There is a lot that goes on behind the scenes to make the idea work. Polk takes the dealership's historical sales data and lead data going back one year and matches it against its market and registration data.
It then builds a scoring algorithm that all of the leads are run through. In theory, it becomes more of a science and less of a gut call.
One question is, are these solutions in search of a market? Many Internet directors tell me they would not use such a tool.
They bravely say they want their sales people handling every lead as if they can be sold today. They don't want their people scoring leads.
Other experts wonder if assigning a numerical value to leads will turn the leads into self-fulfilling prophecies. Their point is a good one.
For example, the Internet salesperson fires up the computer in the morning and finds 20 leads — seven are assigned a number between 8-10 (which means they are most likely to sell), while 13 are in the 3 to 5 range, thus not likely to sell. Which leads do you think will get the most attention?
The problem is, lead scoring goes on all the time without the data to back it up. Internet sales people often make judgment calls, using only what their gut tells them about which leads to work hard. This practice is called “cherry picking,” or “skimming.”
We can deduce that by looking at the large number of leads that are not responded to. Depending on which study you want to use, the percentage of leads that do not get a response range from 40% to 60%.
I've been wrong before, but I'm guessing third-party lead providers already are devising ways to use lead scoring as a way to charge dealers a higher premium for their leads, especially for the “hot” leads. Can you imagine paying $30-$40 a lead? Maybe so, if you know that lead has a 40% chance of closing.
I also would bet that there are some savvy dealers who are planning on using lead scoring as a way to force the third-party vendors into providing them with better leads. There are a multiple of ways to make it work in your favor.
Just don't reject the concept completely. The point is, don't let the vendors get the upper hand and use it as a tool to beat you over the head with.

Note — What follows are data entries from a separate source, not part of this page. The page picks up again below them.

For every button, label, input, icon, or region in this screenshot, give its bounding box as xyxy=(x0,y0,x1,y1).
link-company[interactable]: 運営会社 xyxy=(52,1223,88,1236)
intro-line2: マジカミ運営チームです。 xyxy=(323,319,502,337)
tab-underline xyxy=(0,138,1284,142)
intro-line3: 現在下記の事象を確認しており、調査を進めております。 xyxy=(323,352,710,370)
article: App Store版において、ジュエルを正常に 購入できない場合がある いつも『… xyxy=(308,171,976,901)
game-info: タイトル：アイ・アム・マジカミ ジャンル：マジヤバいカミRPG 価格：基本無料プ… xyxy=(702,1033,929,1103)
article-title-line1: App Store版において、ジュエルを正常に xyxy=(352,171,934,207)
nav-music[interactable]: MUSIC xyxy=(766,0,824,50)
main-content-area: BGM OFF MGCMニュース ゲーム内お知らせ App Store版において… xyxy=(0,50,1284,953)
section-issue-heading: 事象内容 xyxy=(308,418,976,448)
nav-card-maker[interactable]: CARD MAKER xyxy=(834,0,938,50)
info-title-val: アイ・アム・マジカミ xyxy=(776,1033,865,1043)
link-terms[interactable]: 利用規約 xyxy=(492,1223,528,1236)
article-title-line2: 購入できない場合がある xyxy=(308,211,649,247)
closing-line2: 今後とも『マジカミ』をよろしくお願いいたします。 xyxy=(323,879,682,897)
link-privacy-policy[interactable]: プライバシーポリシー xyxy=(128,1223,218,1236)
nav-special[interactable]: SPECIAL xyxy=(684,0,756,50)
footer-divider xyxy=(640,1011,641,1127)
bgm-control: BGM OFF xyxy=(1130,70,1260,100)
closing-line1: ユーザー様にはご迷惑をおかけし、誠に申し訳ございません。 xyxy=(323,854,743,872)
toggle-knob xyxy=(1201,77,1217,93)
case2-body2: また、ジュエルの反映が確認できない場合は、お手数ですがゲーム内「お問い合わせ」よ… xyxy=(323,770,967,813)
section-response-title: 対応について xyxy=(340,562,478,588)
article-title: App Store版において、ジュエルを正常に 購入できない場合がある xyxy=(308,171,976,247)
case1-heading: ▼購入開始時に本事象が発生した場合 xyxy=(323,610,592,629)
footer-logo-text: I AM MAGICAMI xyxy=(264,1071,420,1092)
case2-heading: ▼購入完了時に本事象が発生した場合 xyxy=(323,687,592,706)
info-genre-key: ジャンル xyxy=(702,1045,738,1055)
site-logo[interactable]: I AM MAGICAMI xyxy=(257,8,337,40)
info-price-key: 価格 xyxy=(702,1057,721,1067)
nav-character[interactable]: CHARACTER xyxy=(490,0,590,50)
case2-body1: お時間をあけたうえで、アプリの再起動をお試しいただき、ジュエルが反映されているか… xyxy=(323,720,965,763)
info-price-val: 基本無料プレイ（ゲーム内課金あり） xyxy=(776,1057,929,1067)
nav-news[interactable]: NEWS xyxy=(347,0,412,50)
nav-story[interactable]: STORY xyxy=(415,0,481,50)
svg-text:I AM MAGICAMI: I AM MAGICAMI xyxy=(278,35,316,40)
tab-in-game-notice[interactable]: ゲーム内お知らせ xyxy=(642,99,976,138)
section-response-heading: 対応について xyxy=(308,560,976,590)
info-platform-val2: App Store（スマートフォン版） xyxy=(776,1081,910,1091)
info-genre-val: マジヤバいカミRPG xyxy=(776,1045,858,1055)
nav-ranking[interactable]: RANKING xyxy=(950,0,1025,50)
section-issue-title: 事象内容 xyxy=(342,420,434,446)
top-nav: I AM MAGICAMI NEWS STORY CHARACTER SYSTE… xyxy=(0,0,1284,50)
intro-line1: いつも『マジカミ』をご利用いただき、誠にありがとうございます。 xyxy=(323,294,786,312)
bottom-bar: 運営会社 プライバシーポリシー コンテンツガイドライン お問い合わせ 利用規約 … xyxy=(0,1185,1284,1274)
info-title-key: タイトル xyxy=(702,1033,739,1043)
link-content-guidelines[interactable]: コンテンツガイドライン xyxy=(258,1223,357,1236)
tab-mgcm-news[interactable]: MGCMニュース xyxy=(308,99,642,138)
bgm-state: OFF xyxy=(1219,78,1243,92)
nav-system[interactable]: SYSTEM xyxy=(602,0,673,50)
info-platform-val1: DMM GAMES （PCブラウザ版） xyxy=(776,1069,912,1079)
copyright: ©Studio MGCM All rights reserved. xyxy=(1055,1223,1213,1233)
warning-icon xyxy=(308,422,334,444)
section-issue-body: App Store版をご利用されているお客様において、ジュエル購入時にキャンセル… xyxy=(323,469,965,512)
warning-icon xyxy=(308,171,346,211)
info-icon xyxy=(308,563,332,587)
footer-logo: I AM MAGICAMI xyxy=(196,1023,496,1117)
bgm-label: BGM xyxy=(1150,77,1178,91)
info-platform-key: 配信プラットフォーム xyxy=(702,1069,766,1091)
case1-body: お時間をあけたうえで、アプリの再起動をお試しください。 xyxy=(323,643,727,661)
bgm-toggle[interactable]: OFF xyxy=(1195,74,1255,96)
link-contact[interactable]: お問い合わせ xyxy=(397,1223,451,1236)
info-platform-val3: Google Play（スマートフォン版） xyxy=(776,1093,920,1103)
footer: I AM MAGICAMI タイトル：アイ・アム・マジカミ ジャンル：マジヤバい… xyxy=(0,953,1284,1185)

Find a way to use it to your advantage.
It is possible that Polk's approach to the market may be faulty. Lead scoring already has a negative vibe in the dealership, so why not position it differently, such as lead segmentation or lead categorization?
Instead of scoring leads based on their likelihood to close, Polk or Urban Science could create a model that segments the leads based on how they should be handled.
Many of those leads that receive a lower score possibly are buyers just starting their shopping process and may not be ready to buy for a couple of months.
You could structure your business development center or Internet department in a way that funnels the leads to the appropriate person or department. One group could handle the hot leads, while another group handles the shoppers who aren't ready to buy.
Even if you don't like the idea, you'd better start paying attention to it.